TIP 93#: GoldenGate lag

I have a client with Oracle DBs using bi-directional GoldenGate replication in production and UAT environment. I noticed that DBs are out of sync. Checking GoldenGate lag using info all did not show any major lag, Also nothing was reported in GoldenGate log or replication discard file. All processes
were up and running on source and target boxes per the following snaps. (On node A :EXT01SA is primary extract, PPSA01SB is pump which pushes changes to node B, and RESB01SA is replicat which receives changes from node B - The same set of processes exist on node B)

------- Node A --------
GGSCI (########) 1> info all

Program Status Group Lag Time Since Chkpt

MANAGER RUNNING 
EXTRACT RUNNING EXT01SA 00:00:00 00:00:10 
EXTRACT RUNNING PPSA01SB 00:00:00 00:00:01 
REPLICAT RUNNING RESB01SA 00:00:00 00:00:02 

------ Node B ---------

Program Status Group Lag Time Since Chkpt

MANAGER RUNNING 
EXTRACT RUNNING EXT01SB 00:00:00 00:00:03 
EXTRACT RUNNING PPSB01SA 00:00:00 00:00:02 
REPLICAT RUNNING RESA01SB 00:00:00 00:00:01 


Checking further on the GG processes, I found that pump is behind primary extract although it is not reported in info all.In more details, the following shows that Primary extract is on sequence 349 while pump is on sequence 340 !!! When there is no lag, GG pump should read almost the same sequence that primary extract writes.

GGSCI > send extract EXT01SA, status
Sending STATUS request to EXTRACT EXT01SA ...
EXTRACT EXT01SA (PID 21599)
Current status: Recovery complete: At EOF
Current read position:
Sequence #: 5297
RBA: 17509888
Timestamp: ############
Current write position:
 Sequence #: 349 
RBA: 921878
Timestamp: ##########
Extract Trail: ############

GGSCI > send extract PPSA01SB status
Sending STATUS request to EXTRACT PPSA01SB ...

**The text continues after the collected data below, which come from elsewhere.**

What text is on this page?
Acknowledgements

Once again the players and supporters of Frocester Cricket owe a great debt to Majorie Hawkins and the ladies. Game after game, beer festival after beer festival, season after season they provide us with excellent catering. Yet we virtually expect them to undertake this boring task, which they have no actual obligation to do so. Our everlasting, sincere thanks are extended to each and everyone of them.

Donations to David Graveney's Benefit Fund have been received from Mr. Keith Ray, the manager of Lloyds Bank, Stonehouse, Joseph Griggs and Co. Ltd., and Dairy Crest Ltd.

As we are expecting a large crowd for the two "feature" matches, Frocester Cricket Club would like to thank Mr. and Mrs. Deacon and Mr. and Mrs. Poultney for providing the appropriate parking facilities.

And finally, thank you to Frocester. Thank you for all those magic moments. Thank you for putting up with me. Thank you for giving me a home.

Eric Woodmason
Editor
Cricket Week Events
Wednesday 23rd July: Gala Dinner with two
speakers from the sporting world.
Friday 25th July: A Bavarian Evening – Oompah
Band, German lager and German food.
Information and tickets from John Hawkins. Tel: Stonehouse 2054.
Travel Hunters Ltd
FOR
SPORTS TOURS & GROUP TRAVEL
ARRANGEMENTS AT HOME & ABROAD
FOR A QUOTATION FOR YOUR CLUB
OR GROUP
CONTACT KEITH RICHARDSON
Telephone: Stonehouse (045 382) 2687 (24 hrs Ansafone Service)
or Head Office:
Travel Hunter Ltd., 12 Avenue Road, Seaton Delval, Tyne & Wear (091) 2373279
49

EXTRACT PPSA01SB (PID 22968)
Current status: Recovery complete: Processing data

Current read position:
Sequence #: 340 
RBA: 472796720
Timestamp: #########
Extract Trail: ############

Current write position:
Sequence #: 737
RBA: 2248444
Timestamp: ###########
Extract Trail: ##########



So now, we know why DBs are out of sync but what is the cause? Checking with log dump, the sequence that GG pump stopped on is the end of file for trail 340. (Interesting !!).
Further checking in GG log showed that the primary extract trail was rolled over manually with alter extract EXT01SA, etrollover; and in GG when a trail file is rolled over manually, Pump and replicat stops with detecting the new trail files and these processes require to be rolled over also. Interestingly enough info all does not show any lag but the moment pump or replicat is rolled over, the commands starts showing the right lag.

Lesson : "info all" command in GoldenGate does not cover all circumstance for reporting lag. The best way is to find out read and write sequence of each GG process and determine the lag.